VISITA AI LABORATORI: FORMAZIONE E LEGALITÀ CAMMINANO INSIEME
La presenza dell’Arma è stata anche occasione per visitare le strutture dell’Alberghiero e dell’Agrario: serre, cantina didattica, birrificio, laboratori tecnici. Il dirigente Madera ha ringraziato il Colonnello Mommo per gli apprezzamenti ricevuti a conclusione del percorso che ha permesso di cogliere la qualità dell’offerta formativa del Majorana e il lavoro di rifunzionalizzazione degli spazi che negli ultimi anni ha trasformato l’Istituto in un laboratorio educativo diffuso. Un riconoscimento importante per la comunità scolastica, che vede nella collaborazione con le forze dell’ordine un presidio imprescindibile per costruire nei giovani senso dello Stato e responsabilità.
BULLISMO E CYBERBULLISMO: EDUCARE ALLA CONSAPEVOLEZZA
L’attività proposta ha rappresentato un momento concreto di crescita e riflessione per gli studenti dell’ITA, dell’IPA e dell’ITI, che hanno partecipato con attenzione e coinvolgimento ai momento della giornata. I temi affrontati – legalità, cittadinanza responsabile, rispetto delle persone, contrasto al bullismo e al cyberbullismo – si sono rivelati centrali nel percorso umano prima ancora che scolastico.

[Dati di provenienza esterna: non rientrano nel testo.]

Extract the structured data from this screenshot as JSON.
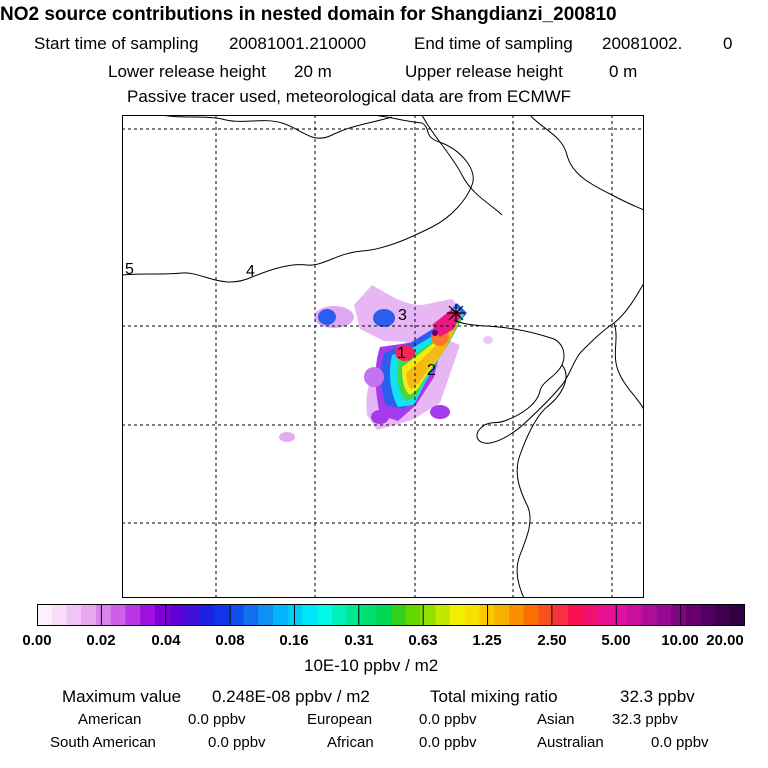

Il confronto, infatti, in uno degli istituti scolastici che conta una popolazione studentesca di oltre 1.000 alunni, ha contribuito a rafforzare la consapevolezza delle conseguenze delle proprie azioni, promuovendo un dialogo aperto su dinamiche spesso sottovalutate ma capaci di incidere profondamente sulla vita dei ragazzi.
UNA COMUNITÀ EDUCANTE CHE FA RETE PER LA LEGALITÀ
La settimana della legalità al Majorana conferma un metodo: la scuola non è un luogo chiuso, ma una comunità che dialoga con le istituzioni e costruisce alleanze educative. La collaborazione con l’Arma dei Carabinieri oggi al pari delle iniziative tenute nei mesi scorsi con la Polizia di Stato contro la violenza di genere, rappresentano un tassello di una strategia più ampia che mette al centro la formazione integrale della persona. Perché competenza tecnica e coscienza civica devono crescere insieme. E perché parlare di futuro, in un territorio che ambisce alla qualità e alla responsabilità, significa prima di tutto educare al rispetto, alla legalità e alla dignità delle relazioni.